Afrique

Journal International de Médecine - La confiance : une arme contre la peste !

Novembre 2017, par Info santé sécu social

Interview à Madagascar du Dr Jagatic de MSF

Paris, le lundi 13 novembre 2017 - Une épidémie de peste sévit actuellement sur l’île de Madagascar. Pour comprendre comment l’on prend en charge une telle catastrophe sanitaire anachronique, le Journal international de médecine, qui a rarement aussi bien porté son nom, s’est entretenu avec le Dr Tomislav Jagatic qui participe, au côté de son équipe de Médecins sans frontières (MSF), à la lutte contre Yersinia pestis sur l’île.

JIM.fr : Où en est actuellement l’épidémie de peste à Madagascar ?

Dr Tomislav Jagatic : Plus de 1800 cas ont été dénombrés au dernier relevé avec une réduction de la fréquence depuis le lundi 6 novembre. Plus de 60 % des formes sont pulmonaires. Cette forme pulmonaire à début brutal s’accompagne d’une fièvre très élevée, d’une toux et d’une dyspnée majeure avec une mortalité de presque 90 % sans traitement.

JIM.fr : Quelle particularité de cette épidémie par rapport aux précédentes ?

Dr Tomislav Jagatic : Ce qui est très important pour comprendre l’évolution de la peste, c’est qu’au départ, il y atoujours un cas bubonique. Ici il y a des zones d’endémie, dans les hauts plateaux par exemple. Le cas index était originaire de cette région, une puce l’a piqué, il a commencé à avoir des symptômes de peste bubonique avec fièvre et inflammation d’un ganglion lymphatique près de la piqure. Au bout de quatre à cinq jours il a évolué en une forme pulmonaire. Le 21 août, ce cas index, a transmis la maladie au cours d’une crise de toux dans un autobus. La particularité de cette épidémie est le pourcentage important de cas pulmonaire.

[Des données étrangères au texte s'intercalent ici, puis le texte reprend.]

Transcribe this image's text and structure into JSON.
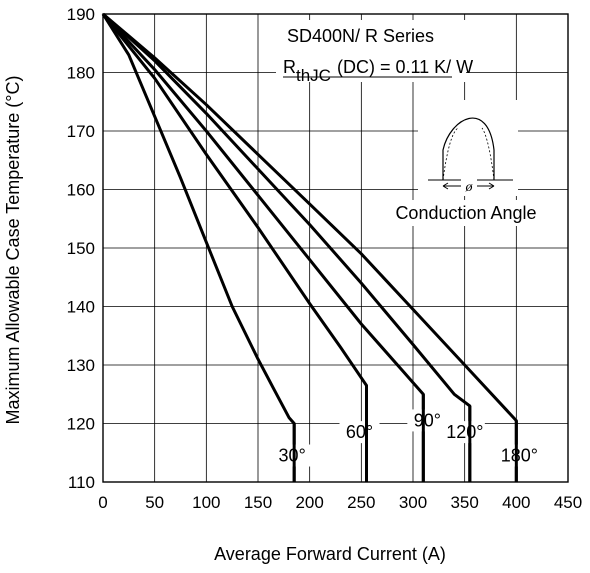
{
  "chart_data": {
    "type": "line",
    "title": "",
    "xlabel": "Average Forward Current (A)",
    "ylabel": "Maximum Allowable Case Temperature (°C)",
    "xlim": [
      0,
      450
    ],
    "ylim": [
      110,
      190
    ],
    "xticks": [
      0,
      50,
      100,
      150,
      200,
      250,
      300,
      350,
      400,
      450
    ],
    "yticks": [
      110,
      120,
      130,
      140,
      150,
      160,
      170,
      180,
      190
    ],
    "grid": true,
    "series": [
      {
        "name": "30°",
        "x": [
          0,
          25,
          50,
          75,
          100,
          125,
          150,
          165,
          180,
          185,
          185
        ],
        "y": [
          190,
          183,
          172.5,
          162,
          151,
          140,
          131,
          126,
          121,
          120,
          110
        ]
      },
      {
        "name": "60°",
        "x": [
          0,
          50,
          100,
          150,
          200,
          230,
          255,
          255
        ],
        "y": [
          190,
          179,
          166,
          153.5,
          140.5,
          133,
          126.5,
          110
        ]
      },
      {
        "name": "90°",
        "x": [
          0,
          50,
          100,
          150,
          200,
          250,
          290,
          310,
          310
        ],
        "y": [
          190,
          180.5,
          170,
          159,
          148,
          137,
          129,
          125,
          110
        ]
      },
      {
        "name": "120°",
        "x": [
          0,
          50,
          100,
          150,
          200,
          250,
          300,
          340,
          355,
          355
        ],
        "y": [
          190,
          182,
          173,
          163.5,
          154,
          144,
          133.5,
          125,
          123,
          110
        ]
      },
      {
        "name": "180°",
        "x": [
          0,
          50,
          100,
          150,
          200,
          250,
          300,
          350,
          400,
          400
        ],
        "y": [
          190,
          182.5,
          174.5,
          166,
          157.5,
          149,
          139.5,
          130,
          120.5,
          110
        ]
      }
    ],
    "curve_labels": [
      "30°",
      "60°",
      "90°",
      "120°",
      "180°"
    ],
    "annotations": {
      "series_line": "SD400N/ R Series",
      "rthjc_r": "R",
      "rthjc_sub": "thJC",
      "rthjc_rest": "(DC) = 0.11 K/ W",
      "conduction": "Conduction Angle",
      "theta_symbol": "ø"
    }
  }
}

JIM.fr : Quelles mesures sanitaires ont été mises en place pour limiter l’épidémie en particulier dans les ports et les aéroports ?

Dr Tomislav Jagatic : Au-delà des mesures classiques de santé publique qui ont été prises dans les ports et les aéroports, dans notre équipe, la personne la plus importante, à mon avis, est le HP (Health Promotor ou promoteur de santé). Ce professionnel est chargé d’entrer en contact avec la population, notamment pour démentir les rumeurs, comme celles qui veulent que la peste n’existe pas ou que la peste est causée par le gouvernement.

JIM.fr : Y a-t-il des réticences de la population à la prise en charge comme on l’a connu avec Ebola ?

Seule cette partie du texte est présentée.